Anthology 1: Greatest Hits 1986–1997 (simply known as Greatest Hits outside of Australia and New Zealand) is a greatest hits compilation album by Australian singer John Farnham. The album was released in Australia on 29 September 1997, and is the first of a three disc Anthology set, coinciding with Farnham celebrating his 30th Anniversary in music.

This album reached No. 1 in the ARIA charts in October, and yielded a No. 3 hit single with the Human Nature and John Farnham collaboration, "Every Time You Cry".

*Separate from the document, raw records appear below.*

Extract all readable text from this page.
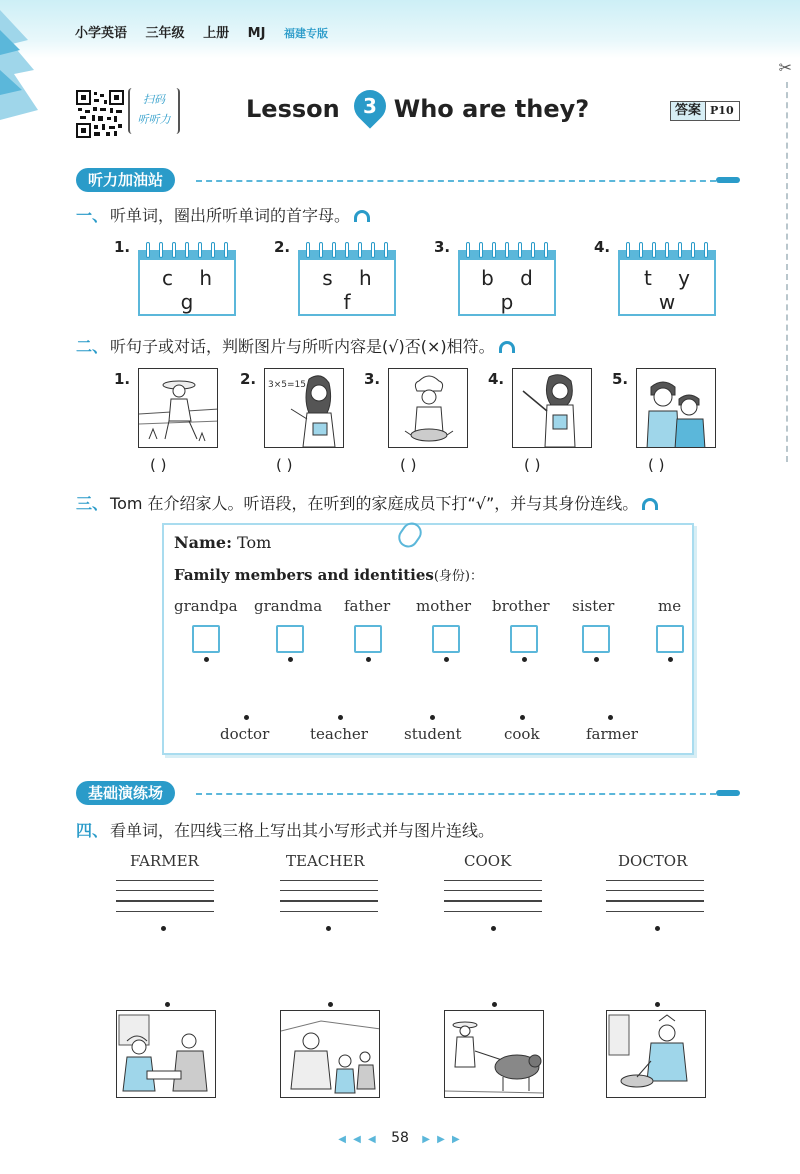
小学英语 三年级 上册 MJ 福建专版
✂
扫码
听听力	Lesson 3 Who are they?	答案 P10
听力加油站
一、 听单词，圈出所听单词的首字母。
1.
c h g
2.
s h f
3.
b d p
4.
t y w
二、 听句子或对话，判断图片与所听内容是(√)否(×)相符。
1.
( )
2. 3×5=15
( )
3.
( )
4.
( )
5.
( )
三、 Tom 在介绍家人。听语段，在听到的家庭成员下打“√”，并与其身份连线。
Name: Tom
Family members and identities(身份)：
grandpa grandma father mother brother sister	me
doctor	teacher student	cook	farmer
基础演练场
四、 看单词，在四线三格上写出其小写形式并与图片连线。
FARMER	TEACHER	COOK	DOCTOR
◀ ◀ ◀ 58 ▶ ▶ ▶
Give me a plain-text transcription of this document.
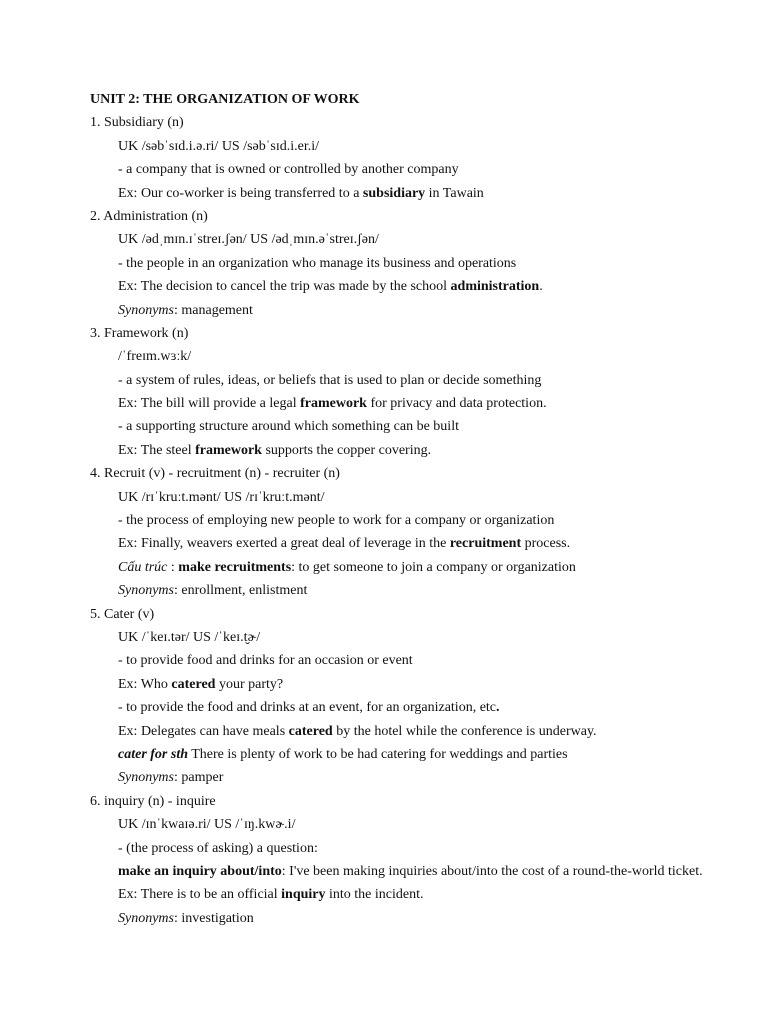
UNIT 2: THE ORGANIZATION OF WORK
1. Subsidiary (n)
UK /səbˈsɪd.i.ə.ri/ US /səbˈsɪd.i.er.i/
- a company that is owned or controlled by another company
Ex: Our co-worker is being transferred to a subsidiary in Tawain
2. Administration (n)
UK /ədˌmɪn.ɪˈstreɪ.ʃən/ US /ədˌmɪn.əˈstreɪ.ʃən/
- the people in an organization who manage its business and operations
Ex: The decision to cancel the trip was made by the school administration.
Synonyms: management
3. Framework (n)
/ˈfreɪm.wɜːk/
- a system of rules, ideas, or beliefs that is used to plan or decide something
Ex: The bill will provide a legal framework for privacy and data protection.
- a supporting structure around which something can be built
Ex: The steel framework supports the copper covering.
4. Recruit (v) - recruitment (n) - recruiter (n)
UK /rɪˈkruːt.mənt/ US /rɪˈkruːt.mənt/
- the process of employing new people to work for a company or organization
Ex: Finally, weavers exerted a great deal of leverage in the recruitment process.
Cấu trúc : make recruitments: to get someone to join a company or organization
Synonyms: enrollment, enlistment
5. Cater (v)
UK /ˈkeɪ.tər/ US /ˈkeɪ.t̬ɚ/
- to provide food and drinks for an occasion or event
Ex: Who catered your party?
- to provide the food and drinks at an event, for an organization, etc.
Ex: Delegates can have meals catered by the hotel while the conference is underway.
cater for sth There is plenty of work to be had catering for weddings and parties
Synonyms: pamper
6. inquiry (n) - inquire
UK /ɪnˈkwaɪə.ri/ US /ˈɪŋ.kwɚ.i/
- (the process of asking) a question:
make an inquiry about/into: I've been making inquiries about/into the cost of a round-the-world ticket.
Ex: There is to be an official inquiry into the incident.
Synonyms: investigation
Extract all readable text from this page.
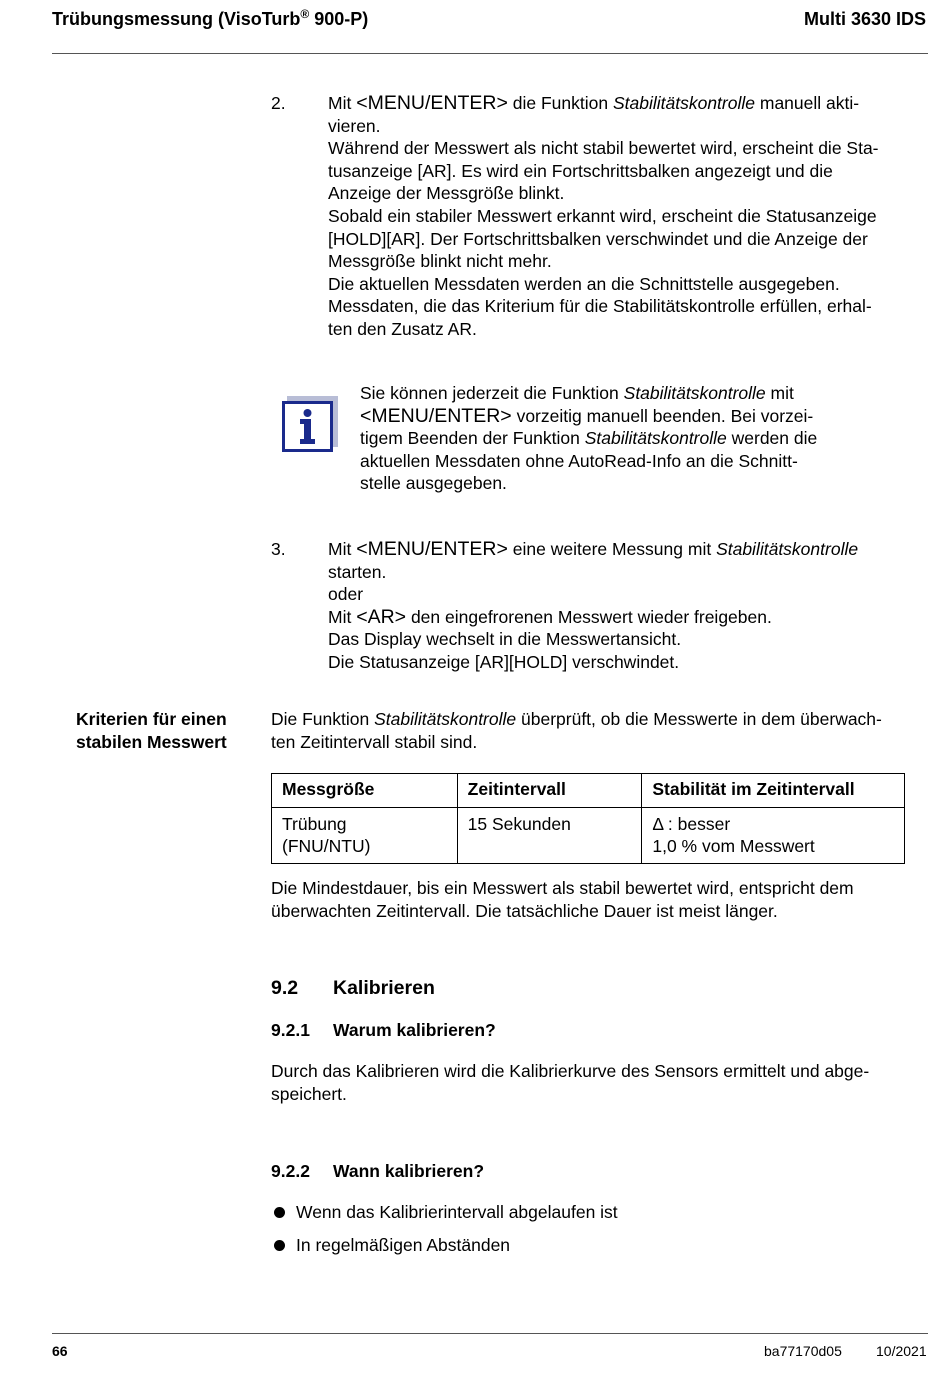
Trübungsmessung (VisoTurb® 900-P)	Multi 3630 IDS
2.	Mit <MENU/ENTER> die Funktion Stabilitätskontrolle manuell akti-
vieren.
Während der Messwert als nicht stabil bewertet wird, erscheint die Sta-
tusanzeige [AR]. Es wird ein Fortschrittsbalken angezeigt und die
Anzeige der Messgröße blinkt.
Sobald ein stabiler Messwert erkannt wird, erscheint die Statusanzeige
[HOLD][AR]. Der Fortschrittsbalken verschwindet und die Anzeige der
Messgröße blinkt nicht mehr.
Die aktuellen Messdaten werden an die Schnittstelle ausgegeben.
Messdaten, die das Kriterium für die Stabilitätskontrolle erfüllen, erhal-
ten den Zusatz AR.
Sie können jederzeit die Funktion Stabilitätskontrolle mit
<MENU/ENTER> vorzeitig manuell beenden. Bei vorzei-
tigem Beenden der Funktion Stabilitätskontrolle werden die
aktuellen Messdaten ohne AutoRead-Info an die Schnitt-
stelle ausgegeben.
3.	Mit <MENU/ENTER> eine weitere Messung mit Stabilitätskontrolle
starten.
oder
Mit <AR> den eingefrorenen Messwert wieder freigeben.
Das Display wechselt in die Messwertansicht.
Die Statusanzeige [AR][HOLD] verschwindet.
Kriterien für einen
stabilen Messwert
Die Funktion Stabilitätskontrolle überprüft, ob die Messwerte in dem überwach-
ten Zeitintervall stabil sind.
Messgröße	Zeitintervall	Stabilität im Zeitintervall

Trübung
(FNU/NTU)	15 Sekunden	Δ : besser
1,0 % vom Messwert
Die Mindestdauer, bis ein Messwert als stabil bewertet wird, entspricht dem
überwachten Zeitintervall. Die tatsächliche Dauer ist meist länger.
9.2 Kalibrieren
9.2.1 Warum kalibrieren?
Durch das Kalibrieren wird die Kalibrierkurve des Sensors ermittelt und abge-
speichert.
9.2.2 Wann kalibrieren?
Wenn das Kalibrierintervall abgelaufen ist
In regelmäßigen Abständen
66	ba77170d05 10/2021
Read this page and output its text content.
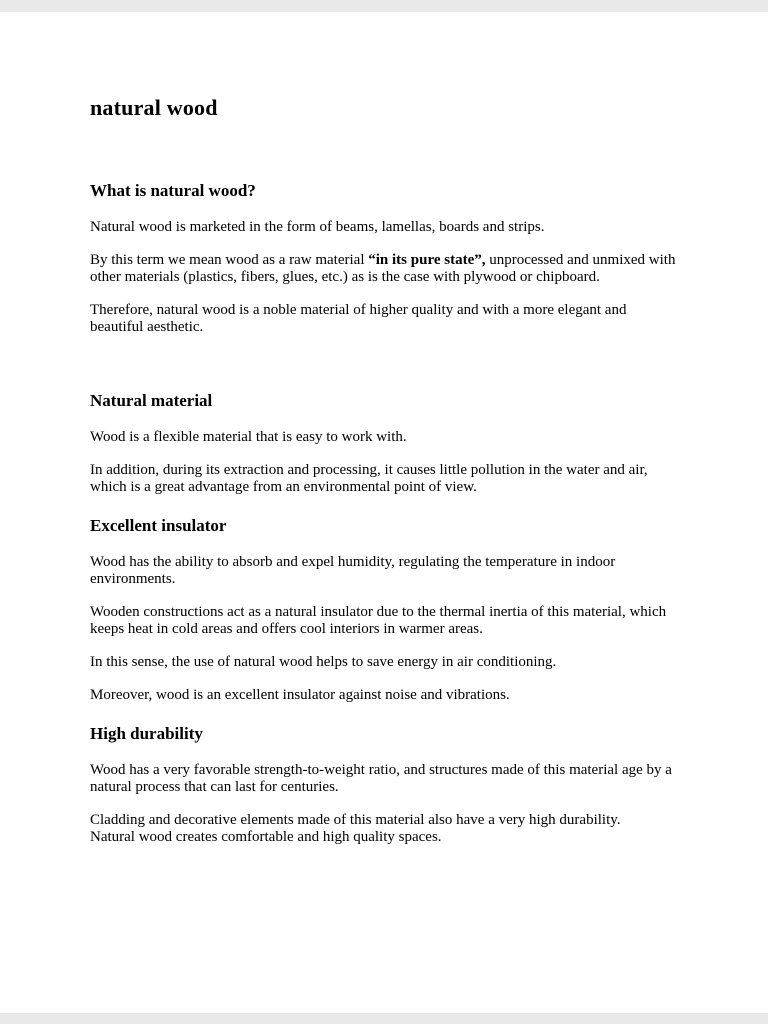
natural wood
What is natural wood?

Natural wood is marketed in the form of beams, lamellas, boards and strips.

By this term we mean wood as a raw material “in its pure state”, unprocessed and unmixed with other materials (plastics, fibers, glues, etc.) as is the case with plywood or chipboard.

Therefore, natural wood is a noble material of higher quality and with a more elegant and beautiful aesthetic.

Natural material

Wood is a flexible material that is easy to work with.

In addition, during its extraction and processing, it causes little pollution in the water and air, which is a great advantage from an environmental point of view.

Excellent insulator

Wood has the ability to absorb and expel humidity, regulating the temperature in indoor environments.

Wooden constructions act as a natural insulator due to the thermal inertia of this material, which keeps heat in cold areas and offers cool interiors in warmer areas.

In this sense, the use of natural wood helps to save energy in air conditioning.

Moreover, wood is an excellent insulator against noise and vibrations.

High durability

Wood has a very favorable strength-to-weight ratio, and structures made of this material age by a natural process that can last for centuries.

Cladding and decorative elements made of this material also have a very high durability.
Natural wood creates comfortable and high quality spaces.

In 2009, the album was reissued with the title Greatest Hits. The album was certified 5× platinum in Australia in 2020.

==Track listing==
1. "You're the Voice" (M. Ryder, C. Thompson, A. Qunta, K. Reid) – 5:02
2. "Pressure Down" (H. Bogdanovs) – 3:45
3. "A Touch of Paradise" (R. Wilson, G. Smith) – 4:44
4. "Reasons" (S. See) – 4:26
5. "Two Strong Hearts" (B. Woolley, A. Hill) – 3:31
6. "Age of Reason" (T. Hunter, J. Pigott) – 5:06
7. "That's Freedom" (Tom Kimmel, J. Chapman) – 4:17
8. "Chain Reaction" (David A Stewart, S. Stewart) – 3:12
9. "Burn for You" (Phil Buckle, J. Farnham, R. Faser) – 3:32
10. "Seemed Like A Good Idea (At The Time)" (edit) (R. Wilson, J. Farnham, R. Fraser) – 3:46
11. "Talk of the Town" (S. Howard) – 3:41
12. "Angels" (T. Kimmel, J. Kimball) – 5:44
13. "Have a Little Faith (In Us)" (edit) (R. Desalvo, A. Roman) – 4:46
14. "A Simple Life" (J. Lind, R. Page) – 3:58
15. "Heart's on Fire" (edit) (T. Kimmel, S. Lynch) – 4:16
16. "When Something Is Wrong with My Baby" (with Jimmy Barnes) (J. Hayes, D. Porter) – 4:56
17. "Everytime You Cry" (with Human Nature) (S. Peiken, G. Sutton) – 4:47

VHS Release

The accompanying video cassette tape release includes all songs from Anthology 1, although “Reasons” is represented by a live version recording as no official music video was ever produced. The tape also includes music videos of “Please Don’t Ask Me” and “All Kinds of People” as well as a bonus “The Making of Age of Reason” video.

==Charts==
===Weekly charts===

| Chart (1997–2020) | Peak position |
|---|---|
| Australian Albums (ARIA) | 1 |
| German Albums (Offizielle Top 100) | 40 |
| New Zealand Albums (RMNZ) | 10 |

===Year-end charts===

| Chart (1997) | Position |
|---|---|
| Australian Albums (ARIA) | 13 |
| Chart (1998) | Position |
| Australian Albums (ARIA) | 73 |

==Certifications==

| Region | Certification | Certified units/sales |
| Australia (ARIA) | 5× Platinum | 350,000^{‡} |
| New Zealand (RMNZ) | Gold | 7,500^{^} |
^{^} Shipments figures based on certification alone. ^{‡} Sales+streaming figures based on certification alone.